By its nature, networking code is both complex and security critical. Any data received from the network is potentially malicious and therefore needs to be handled extremely carefully. However, the multitude of different networking protocols, such as IP, IPv6, TCP, and UDP, inevitably make the networking code very complicated, thereby making it more difficult to ensure that the code is bug free. For example, many of the functions in Apple’s networking code are thousands of lines long, with a huge number of different control flow paths to handle all the possible flags and options.
Over the course of 2018, I found and reported a number of RCE vulnerabilities in iOS and macOS, all related to mbuf processing in Apple’s XNU operating system kernel: CVE-2018-4249, -4259, -4286, -4287, -4288, -4291, -4407, -4460. The mbuf datatype is used by the networking code in XNU to store and process all incoming and outgoing network packets.

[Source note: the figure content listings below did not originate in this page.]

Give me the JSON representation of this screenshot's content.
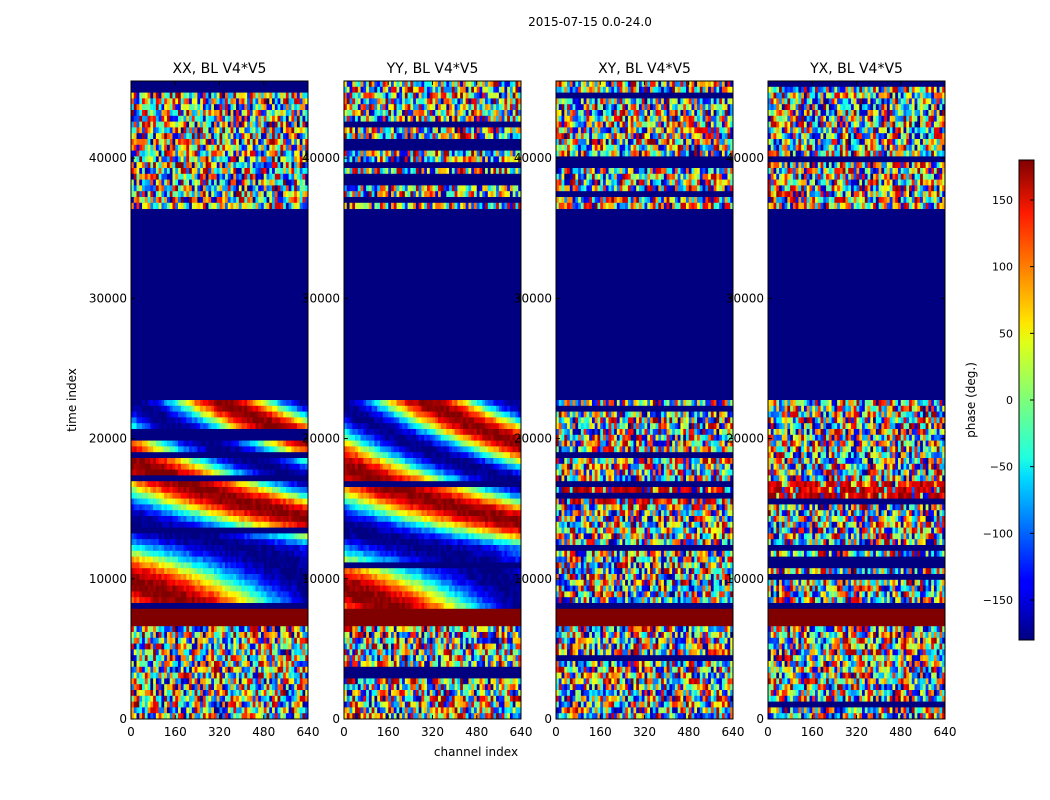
{
  "figure_title": "2015-07-15 0.0-24.0",
  "chart_data": {
    "type": "heatmap",
    "suptitle": "2015-07-15 0.0-24.0",
    "xlabel": "channel index",
    "ylabel": "time index",
    "xlim": [
      0,
      640
    ],
    "ylim": [
      0,
      45500
    ],
    "x_ticks": [
      0,
      160,
      320,
      480,
      640
    ],
    "x_tick_labels": [
      "0",
      "160",
      "320",
      "480",
      "640"
    ],
    "y_ticks": [
      0,
      10000,
      20000,
      30000,
      40000
    ],
    "y_tick_labels": [
      "0",
      "10000",
      "20000",
      "30000",
      "40000"
    ],
    "colormap": "jet",
    "colorbar": {
      "label": "phase (deg.)",
      "vmin": -180,
      "vmax": 180,
      "ticks": [
        150,
        100,
        50,
        0,
        -50,
        -100,
        -150
      ],
      "tick_labels": [
        "150",
        "100",
        "50",
        "0",
        "−50",
        "−100",
        "−150"
      ]
    },
    "bands": [
      {
        "from": 0,
        "to": 6600,
        "kind": "noise"
      },
      {
        "from": 6600,
        "to": 7700,
        "kind": "constant",
        "phase": 180
      },
      {
        "from": 7700,
        "to": 22800,
        "kind": "signal"
      },
      {
        "from": 22800,
        "to": 36400,
        "kind": "constant",
        "phase": -180
      },
      {
        "from": 36400,
        "to": 45500,
        "kind": "noise"
      }
    ],
    "panels": [
      {
        "title": "XX, BL V4*V5",
        "pol": "XX",
        "baseline": "V4*V5",
        "structure": "smooth phase fringes"
      },
      {
        "title": "YY, BL V4*V5",
        "pol": "YY",
        "baseline": "V4*V5",
        "structure": "smooth phase fringes"
      },
      {
        "title": "XY, BL V4*V5",
        "pol": "XY",
        "baseline": "V4*V5",
        "structure": "noise-dominated"
      },
      {
        "title": "YX, BL V4*V5",
        "pol": "YX",
        "baseline": "V4*V5",
        "structure": "noise-dominated"
      }
    ]
  }
}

In this talk I will explain some of the low level details of how network packets are structured, and how the mbuf datatype is used to process them in XNU. I will discuss some of the corner cases that were handled incorrectly in XNU, making the code vulnerable to remote attack. I will also talk about how I discovered each vulnerability using custom-written variant analysis with Semmle QL (http://github.com/Semmle/QL), a research technique that complements other bug-finding techniques such as fuzzing. To finish off, I will explain the C programming techniques that I used to implement PoC exploits for each of these vulnerabilities, with demonstrations of these exploits in action (crashing the kernel).